Nuriye Gülmen: Açlık grevine son vermeyi hiç düşünmedim

Olağanüstü Hal (OHAL) kapsamında çıkarılan Kanun Hükmünde Kararname (KHK) ile işinden atılan, ardından “İşimi geri istiyorum” talebiyle açlık grevine başlayan Akademisyen Nuriye Gülmen, eyleminin 269’uncu gününde tahliye edilmesinin ardından, “Direniş sonlandığında ve sağlığıma kavuştuğumda yapmak istediğim şeyleri yapıp yapamayacağımı merak ediyorum. On yıl sonra nerede olacağımı çok merak ediyorum” dedi.

“Yaşamı bu kadar iliklerimde hissettiğim bir dönem olmadı” diyen Gülmen, “Benliğime, kendime olan saygıma çok değer verdiğim için AKP’ye bana bunu yapamayacağını söylüyorum. Çünkü benim yaşamım çok değerli, çünkü ben çok değerliyim, kendime çok saygı duyuyorum. Bu saygıyı yitirmek istemiyorum” diye konuştu.

Gazete Duvar’dan İrfan Aktan’a konuşan Nuriye Gülmen’in açıklamalarının bir kısmı şöyle:

Sağlığınız nasıl?

Sağlığıma hiç odaklanmadığım gibi insanların da buna odaklanmasını istemiyorum. Saklanacak bir şey yok ama sağlık durumumun konuşulmasına, bilinmesine gerek yok. Elbette 274 gündür devam eden ve tıpta “uzayan açlık” diye tanımlanan bu sürecin bariz etkileri var. Özel bir sorunum, “şu değerim şu kadar düşük” diyebileceğim bir şey yok. Tabii vücut dengem çok düşük, boyumun uzunluğu da hesaba katıldığında çok çok zayıfım. 59 kiloyla başladım, en son Numune Hastanesi’nde tartıldığımda 34 kiloydum. Kas kaybım çok fazla olduğu için bazı hareketleri yapmakta güçlük çekiyorum. Yataktan kalkarken yardıma ihtiyacım oluyor. Ziyaretime gelen çok insan var ve ben onlara sürekli konuşmak istediğim için bazen yorgun düşüyorum. Eve geleni bırakmıyorum! Aç kalmışım konuşmaya. “Azıcık daha oturun, şunu da anlatayım” filan diyorum (Gülüyor).

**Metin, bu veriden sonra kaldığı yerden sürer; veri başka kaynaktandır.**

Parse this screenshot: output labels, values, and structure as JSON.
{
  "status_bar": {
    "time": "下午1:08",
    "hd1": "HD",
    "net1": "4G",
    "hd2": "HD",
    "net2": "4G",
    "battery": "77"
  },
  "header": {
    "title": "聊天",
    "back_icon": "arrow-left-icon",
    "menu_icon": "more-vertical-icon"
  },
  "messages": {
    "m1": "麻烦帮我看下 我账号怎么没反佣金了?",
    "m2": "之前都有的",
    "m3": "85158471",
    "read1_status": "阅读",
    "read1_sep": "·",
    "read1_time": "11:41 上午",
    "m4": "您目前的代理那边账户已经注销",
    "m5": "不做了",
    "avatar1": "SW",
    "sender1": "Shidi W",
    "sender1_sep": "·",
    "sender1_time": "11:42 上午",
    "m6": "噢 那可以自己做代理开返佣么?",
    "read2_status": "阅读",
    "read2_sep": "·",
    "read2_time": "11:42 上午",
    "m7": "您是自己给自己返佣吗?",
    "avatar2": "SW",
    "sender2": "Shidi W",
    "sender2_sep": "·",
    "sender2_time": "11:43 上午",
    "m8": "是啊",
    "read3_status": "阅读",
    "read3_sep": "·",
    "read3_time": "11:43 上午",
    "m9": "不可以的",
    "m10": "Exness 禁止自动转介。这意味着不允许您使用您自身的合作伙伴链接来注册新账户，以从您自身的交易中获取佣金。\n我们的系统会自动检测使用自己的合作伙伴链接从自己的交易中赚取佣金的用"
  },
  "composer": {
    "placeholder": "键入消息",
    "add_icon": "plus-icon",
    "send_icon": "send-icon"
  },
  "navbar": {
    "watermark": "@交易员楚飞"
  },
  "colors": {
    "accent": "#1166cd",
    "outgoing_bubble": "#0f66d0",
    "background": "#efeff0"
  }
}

İnsanlara neler anlatıyorsunuz?

Hayata dair bir sürü şey anlatıyorum. Gelen öğrencilerden biri hazırlıktan kaldığını söyleyince üniversiteye girişte yaptığım tercih hatasından girip öğrencilik yıllarımı anlatmaya başladım. ODTÜ’den 15 öğrencinin ziyaretime gelmesi beni çok mutlu etti. Öğrenciliğimi ve öğrencilerimi hatırladım. Tanımadığım çok sayıda insan ziyarete geliyor ve hepsini tanımak istiyorum. Ne yapıyorlar, kim bu insanlar, merak ediyorum.

Sağlık sorunlarınızı konuşmak istemiyorsunuz ama insanlar bunu çok merak ediyor…

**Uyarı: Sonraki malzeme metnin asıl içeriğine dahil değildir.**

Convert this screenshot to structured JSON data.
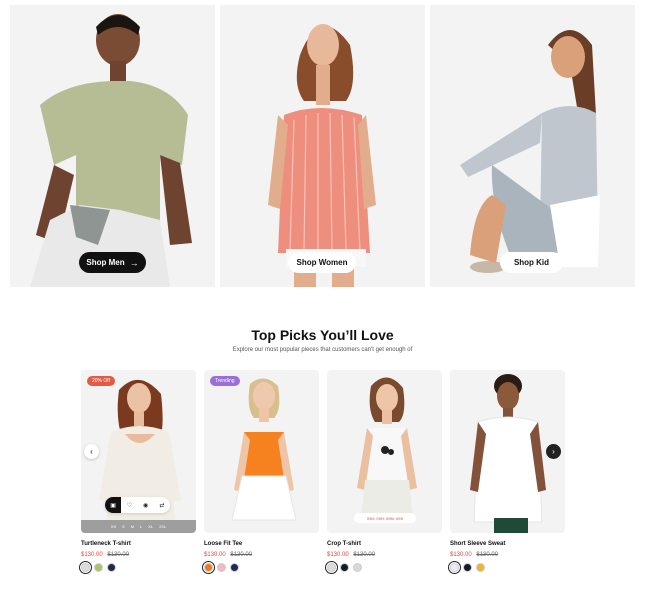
{
  "hero": {
    "men": {
      "label": "Shop Men",
      "arrow": "→"
    },
    "women": {
      "label": "Shop Women"
    },
    "kid": {
      "label": "Shop Kid"
    }
  },
  "section": {
    "title": "Top Picks You’ll Love",
    "subtitle": "Explore our most popular pieces that customers can't get enough of"
  },
  "products": [
    {
      "name": "Turtleneck T-shirt",
      "price": "$130.00",
      "old_price": "$130.00",
      "badge": "20% Off",
      "sizes": [
        "XS",
        "S",
        "M",
        "L",
        "XL",
        "2XL"
      ],
      "swatches": [
        "#dcdcdc",
        "#a9c46a",
        "#1f2a44"
      ]
    },
    {
      "name": "Loose Fit Tee",
      "price": "$130.00",
      "old_price": "$130.00",
      "badge": "Trending",
      "swatches": [
        "#f07b1e",
        "#f2b8c6",
        "#1f2a5a"
      ]
    },
    {
      "name": "Crop T-shirt",
      "price": "$130.00",
      "old_price": "$130.00",
      "countdown": "09D: 09H: 09M: 09S",
      "swatches": [
        "#dcdcdc",
        "#151a2a",
        "#d8d8d8"
      ]
    },
    {
      "name": "Short Sleeve Sweat",
      "price": "$130.00",
      "old_price": "$130.00",
      "swatches": [
        "#ececf4",
        "#151a2a",
        "#f0b52a"
      ]
    }
  ],
  "icons": {
    "bag": "bag-icon",
    "heart": "heart-icon",
    "eye": "eye-icon",
    "compare": "compare-icon",
    "prev": "‹",
    "next": "›"
  },
  "colors": {
    "sale_red": "#e5483a",
    "trend_purple": "#9b6fd9",
    "dark": "#111111"
  }
}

Sağlık sorunlarımın direnişin önüne geçmesi, insanlarda başka bir motivasyonun harekete geçmesine neden olabiliyor. Öyle olsun istemiyorum. Açlık grevinin kendisi politikken, onu sağlık sorunlarına indirgemek çok riskli. Devlet de zaten bunu yapıyor.

Nasıl yapıyor bunu?

Tutuklanınca hapishanede çok az kaldık ve hemen ardından hastaneye götürüldük. Orada da bize hasta muamelesi yapıldı ki, bu motivasyonunuzu negatif olarak etkiliyor. Saat başı gelip tansiyon ölçüyor, doktorlar sürekli bilgi veriyordu: “Açlığınız çok uzadı. Bu aşamada kaslarınızda, sinirlerinizde şunlar oluyor” filan diyor ve öylesine senaryolar çiziyorlar ki, bilinçsiz biri olsanız o anda açlık grevini bitirirsiniz. Ölmek değil mesele ama vücudunuzdaki hasarı öylesine tarif ediyorlar ki… Oysa sen zaten bunu yaşıyorsun, vücudundaki yıkıma her gün şahit oluyorsun. Mesela bir dönem acayip kas ağrıları çekiyorsun ve bu ağrının, vücudun enerji alabilmek için kasları parçalamasından kaynaklandığını biliyorsun. Tüm bunların farkında olduğun halde açlığı sürdürüyorsun. İşte tam da buradaki iradenin ön plana çıkması gerekiyor. İnsanlar, sağlık sorunlarımızdan bahsettiklerinde duyarlılığın harekete geçebileceğini düşünüyor. Öyle bir beklenti olduğunu biliyorum ama biz buna oynayamayız.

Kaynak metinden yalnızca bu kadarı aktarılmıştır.